Ibu tertawa terkekeh, “Maaf, tapi bukan salahku kalau kamu tidak diterima kerja di sana.”

“Kamu sungguh menyebalkan!” rutuk si kaca mata dengan wajah yang ditekuk, tapi terkesan pura-pura.

“Berusaha lebih keras lagi, oke?” Ibu memberi semangat.

“Kamu sih beruntung Vit, kerja langsung jadi kepala tata usaha di sekolah. Kerja langsung jadi bos. Lha aku, aku tiap hari kerja rodi. Membuat laporan para medtrep, mengirim email, mengurus surat-menyurat sampai beliin makan supervisor,” keluh si kacamata lagi. “Kalau di tempatmu semua pekerjaan ada yang mengerjakan sendiri-sendiri. Justru kamu yang tinggal perintah, kan.”

“Kamu pikir enak jadi kepala tata usaha di sekolah? Pekerjaan berjibun, Bu. Mengurus orang lebih susah dari mengerjakan urusan yang kamu kerjakan. Apalagi aku masih muda, banyak yang memandang sebelah mata. Ada beban moral yang sedang kupikul sekarang.”

“Yah, tetap saja levelnya lebih tinggi daripada aku yang seperti babu,” si kacamata membantah.

“Ya ampun, pada curhat nih ceritanya?” kata Ibu tertawa.

“Senang sekali kamu Ve, punya pilihan hidup yang bisa kamu wujudkan,” kata si kacamata lagi.

“Desti, Desti...” Ibu menggeleng-geleng. “Ini belum apa-apa Des, justru resiko yang kuambil besar untuk masa depan. Tapi aku yakin kok, ini akan berhasil dan yang pasti menyenangkan. Apalagi aku masih bisa tetap menulis. Tunggu saja novelku terbit.”

“Serius?” si tahi lalat membelalak takjub. “Kamu kirim ke mana?”

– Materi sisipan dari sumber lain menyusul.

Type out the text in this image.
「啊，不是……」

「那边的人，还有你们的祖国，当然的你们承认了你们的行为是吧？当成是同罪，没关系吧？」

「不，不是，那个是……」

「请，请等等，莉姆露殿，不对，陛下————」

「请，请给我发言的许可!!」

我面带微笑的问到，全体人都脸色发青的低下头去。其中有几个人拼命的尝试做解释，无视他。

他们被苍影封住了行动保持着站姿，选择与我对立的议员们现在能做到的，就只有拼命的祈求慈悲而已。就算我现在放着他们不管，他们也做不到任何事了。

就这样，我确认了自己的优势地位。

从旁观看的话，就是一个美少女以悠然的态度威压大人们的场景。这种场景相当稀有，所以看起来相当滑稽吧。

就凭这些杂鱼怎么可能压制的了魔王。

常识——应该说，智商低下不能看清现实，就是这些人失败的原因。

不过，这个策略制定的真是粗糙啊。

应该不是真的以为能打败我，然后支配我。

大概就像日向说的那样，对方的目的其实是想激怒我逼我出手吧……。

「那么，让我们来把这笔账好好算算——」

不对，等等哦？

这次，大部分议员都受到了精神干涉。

“Belum ada? Masih dalam proses,” Ibu meringis malu.

Tiba-tiba ada pelanggan datang. Seorang anak laki-laki berbaju pink. Dua orang teman Ibu yang berjuluk Desti dan Vittra menepi memberi ruang bagi cowok pinky. Siapa tahu dia ingin bertanya-tanya mengenai keanggotaan atau perihal buku tertentu.

Cowok itu menyisir rak komik. Sebuah buku dicomotnya. Lalu bergegas ke meja Ibu.

“Harus daftar dulu?” Suara cowok itu terdengar lembut tapi tidak melambai. Vittra teman Ibu yang bertahi lalat sampai mencair mendengarnya. Terlihat dari matanya yang memandang tanpa berkedip dengan mulut menganga.

Melalui percakapan ketiganya aku mulai mencerna satu persatu nama teman-teman Ibu. Mana yang bernama Vittra, mana yang bernama Desti.